Canny
new car buyers are turning savings from scrappage into profits when they
resell.
Healthy
demand for certain second-hand cars, coupled with low levels of availability in
the used car market, means that many consumers benefitting from the Government's
vehicle scrappage scheme currently have the option of selling their new car for
a tidy profit.
Glass's,
publisher of motor dealer ‘bible' Glass's Guide, says that for in-demand
superminis such as the new Ford Fiesta, Fiat 500 and Citroen C1, a profit of up
to £1,100 could be available if the consumer had received the full scrappage
trade-in discount and then sold their new car privately after taking delivery.
"The potential profit is greatest for those
cars where the nearly-new value is currently high in relation to the list
prices; notably small, affordable cars with low running costs," explains Adrian
Rushmore, Managing Editor at Glass's.
"Extended
new-car delivery times are supporting these windfall profits, because
prospective buyers not eligible for the scheme are more likely to gravitate
towards second-hand examples - indirectly boosting residual values - rather
than suffering the wait for a new model.
"We expect that some franchised dealers will
be pleased to secure unused examples of these popular, newly-registered cars,
despite the inflated prices, because their demonstrator stocks have been
depleted over recent months.
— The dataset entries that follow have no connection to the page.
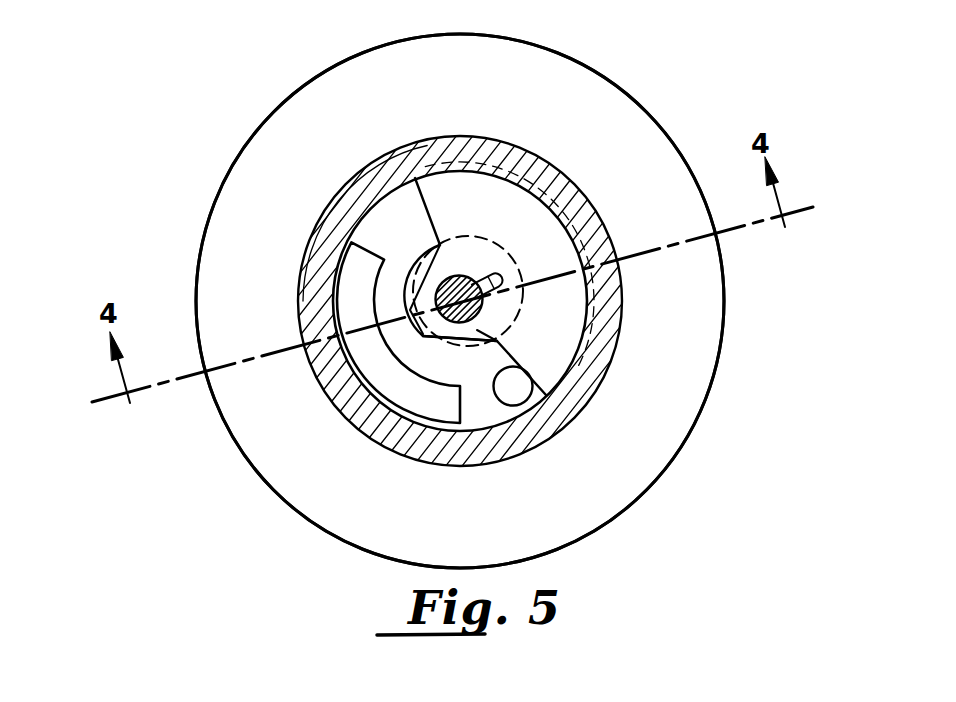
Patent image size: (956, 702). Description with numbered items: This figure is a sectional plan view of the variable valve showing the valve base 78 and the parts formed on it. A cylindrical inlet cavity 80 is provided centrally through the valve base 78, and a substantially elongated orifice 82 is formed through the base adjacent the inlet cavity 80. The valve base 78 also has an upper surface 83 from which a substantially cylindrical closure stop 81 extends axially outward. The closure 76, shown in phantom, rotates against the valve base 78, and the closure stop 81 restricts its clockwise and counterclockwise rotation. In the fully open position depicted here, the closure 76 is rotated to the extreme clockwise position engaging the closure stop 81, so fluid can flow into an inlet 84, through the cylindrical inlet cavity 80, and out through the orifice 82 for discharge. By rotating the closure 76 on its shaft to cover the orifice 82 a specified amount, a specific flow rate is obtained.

The closure 76 is at (580, 360).
The valve base 78 is at (723, 308).
The cylindrical inlet cavity 80 is at (422, 267).
The closure stop 81 is at (521, 403).
The elongated orifice 82 is at (388, 378).
The upper surface 83 is at (622, 150).
The inlet 84 is at (487, 348).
It is likely they would find a buyer quickly
and still clear an acceptable profit."
Rushmore
points out that the scrappage scheme brings significant benefits for all
consumers who subscribe to the scheme, including the vast majority who are
expected to retain, rather than sell, their new car. "Customers that
choose to keep their purchases can be reassured by the fact that they will have
minimised the effects of depreciation during their period of ownership.
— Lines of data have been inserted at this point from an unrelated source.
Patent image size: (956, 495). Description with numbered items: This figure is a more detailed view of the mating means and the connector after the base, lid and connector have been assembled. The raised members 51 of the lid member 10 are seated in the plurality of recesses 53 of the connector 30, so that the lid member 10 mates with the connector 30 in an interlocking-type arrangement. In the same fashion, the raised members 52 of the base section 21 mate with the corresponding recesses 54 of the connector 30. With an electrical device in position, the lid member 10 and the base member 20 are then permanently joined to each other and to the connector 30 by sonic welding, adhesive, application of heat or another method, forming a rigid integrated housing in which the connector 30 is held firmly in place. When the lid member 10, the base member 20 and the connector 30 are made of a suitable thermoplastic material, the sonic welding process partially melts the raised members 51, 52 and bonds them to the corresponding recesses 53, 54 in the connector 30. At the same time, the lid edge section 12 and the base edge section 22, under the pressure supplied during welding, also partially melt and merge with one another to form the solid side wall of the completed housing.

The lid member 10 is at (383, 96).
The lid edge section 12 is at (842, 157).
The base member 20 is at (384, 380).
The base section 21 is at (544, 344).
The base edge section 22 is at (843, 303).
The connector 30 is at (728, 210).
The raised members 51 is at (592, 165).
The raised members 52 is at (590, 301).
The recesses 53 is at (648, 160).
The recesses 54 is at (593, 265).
It is well within the realms of possibility that these customers will
experience zero depreciation over the first 18 months," he adds.
"The highly
publicised scrappage scheme is having a ‘halo effect' that benefits much of the
used car market," says Rushmore. "The vast majority of car buyers
entering the market will continue to be trading up from a car that is under 10
years old, and therefore not eligible for the £2,000 scrappage bonus.
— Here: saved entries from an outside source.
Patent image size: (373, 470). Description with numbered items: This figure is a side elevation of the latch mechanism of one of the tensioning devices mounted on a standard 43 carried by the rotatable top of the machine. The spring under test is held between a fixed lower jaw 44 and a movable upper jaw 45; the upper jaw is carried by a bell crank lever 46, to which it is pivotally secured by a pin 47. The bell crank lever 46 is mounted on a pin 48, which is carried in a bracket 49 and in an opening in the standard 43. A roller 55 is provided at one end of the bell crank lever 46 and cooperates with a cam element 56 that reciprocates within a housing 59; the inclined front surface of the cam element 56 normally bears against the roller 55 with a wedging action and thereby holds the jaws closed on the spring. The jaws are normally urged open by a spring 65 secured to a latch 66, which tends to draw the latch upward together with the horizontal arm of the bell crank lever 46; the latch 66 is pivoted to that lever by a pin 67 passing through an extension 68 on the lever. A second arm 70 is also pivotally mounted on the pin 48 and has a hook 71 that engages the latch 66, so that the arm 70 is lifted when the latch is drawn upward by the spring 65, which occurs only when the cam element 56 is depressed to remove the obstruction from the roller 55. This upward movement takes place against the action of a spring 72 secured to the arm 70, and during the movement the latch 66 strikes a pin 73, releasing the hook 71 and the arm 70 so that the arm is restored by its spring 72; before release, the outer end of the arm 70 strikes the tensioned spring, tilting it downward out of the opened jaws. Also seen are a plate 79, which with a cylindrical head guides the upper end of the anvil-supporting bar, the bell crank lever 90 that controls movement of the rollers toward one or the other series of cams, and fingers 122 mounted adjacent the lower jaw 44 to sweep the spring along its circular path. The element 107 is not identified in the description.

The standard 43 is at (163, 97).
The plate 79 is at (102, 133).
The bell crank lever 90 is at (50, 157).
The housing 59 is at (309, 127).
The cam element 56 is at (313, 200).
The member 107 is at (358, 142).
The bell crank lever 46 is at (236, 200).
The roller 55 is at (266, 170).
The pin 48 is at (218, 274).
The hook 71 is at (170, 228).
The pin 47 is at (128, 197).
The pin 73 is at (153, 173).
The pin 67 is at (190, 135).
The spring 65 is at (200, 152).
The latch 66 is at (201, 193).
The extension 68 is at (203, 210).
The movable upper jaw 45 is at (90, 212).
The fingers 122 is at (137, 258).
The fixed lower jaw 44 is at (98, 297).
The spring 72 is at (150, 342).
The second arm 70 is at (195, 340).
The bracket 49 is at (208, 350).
This means that used car prices will be unaffected," concludes Rushmore.
"Our only
negative observation concerns the availability of many small cars. Some
were in short supply before the scheme was announced, and it is possible that
certain models simply won't be available within the scheme's stipulated 16-week
timeframe for delivery.
"This
situation will be aggravated if manufacturers limit supply to the UK because of
the low value of sterling against the euro, recognising that it may be more
profitable for them to support scrappage schemes elsewhere in Europe."